Circa February 1910, Steyning, Sussex, England.

Tozer entered the City of London School in 1870 and, having shown a talent for music, went on to study at the Royal Academy of Music (RAM). His particular skill was with the pipe organ and, having applied for membership of the Royal College of Organists was appointed a Fellow at the young age of 19. He subsequently became a Licentiate with the RAM for his organ ability in 1882 and was made an Associate of the Royal College of Music for his music theory and composition work in 1887. After completing a degree in music at Durham University, he undertook further studies at Oxford University until earning his Doctorate in November 1895.

His first formal appointment was as organist and choirmaster was at St. Mary Magdalene, St. Leonards-on-Sea, then an Anglican church, and, for a period, also held the position of choirmaster at the newly built Holy Trinity, Hastings.

In 1890 he was admitted to the Sylvestrine Order by Pope Leo XIII for his services to Roman Catholic church music, having composed at least six full masses and edited or compiled several Catholic hymnals.
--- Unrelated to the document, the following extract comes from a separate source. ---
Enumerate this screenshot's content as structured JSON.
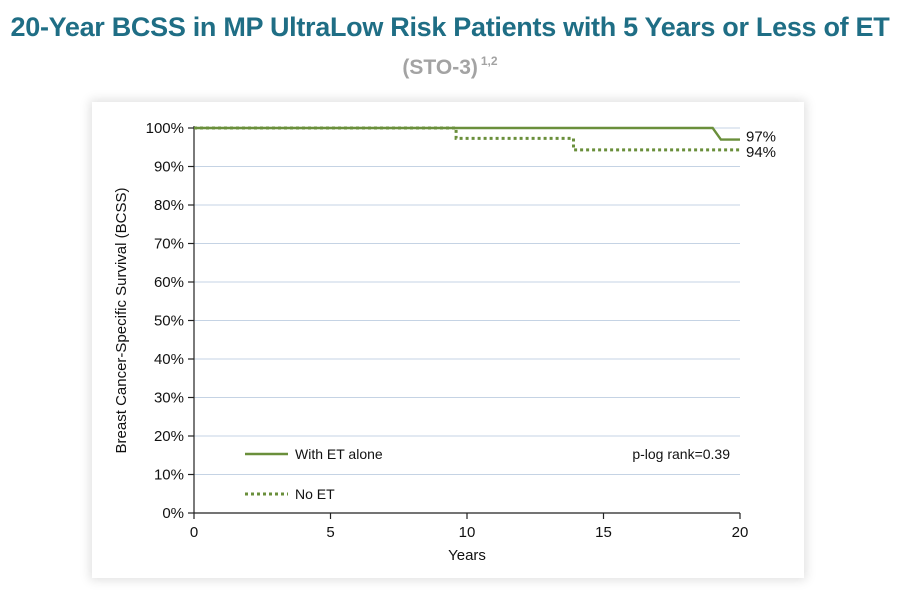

He also worked with Elgar, whose mother was Catholic, on several of his Catholic compositions, and included them in his collection The Complete Benediction Manual; however, Elgar later recounted to Hubert Leicester that Tozer had changed the harmonies so the published version was absolutely different from, and inferior to, Elgar’s original.

Tozer took posts at several Catholic churches before settling on the south coast and becoming music director for the Church of the Sacred Heart, Hove, in 1888.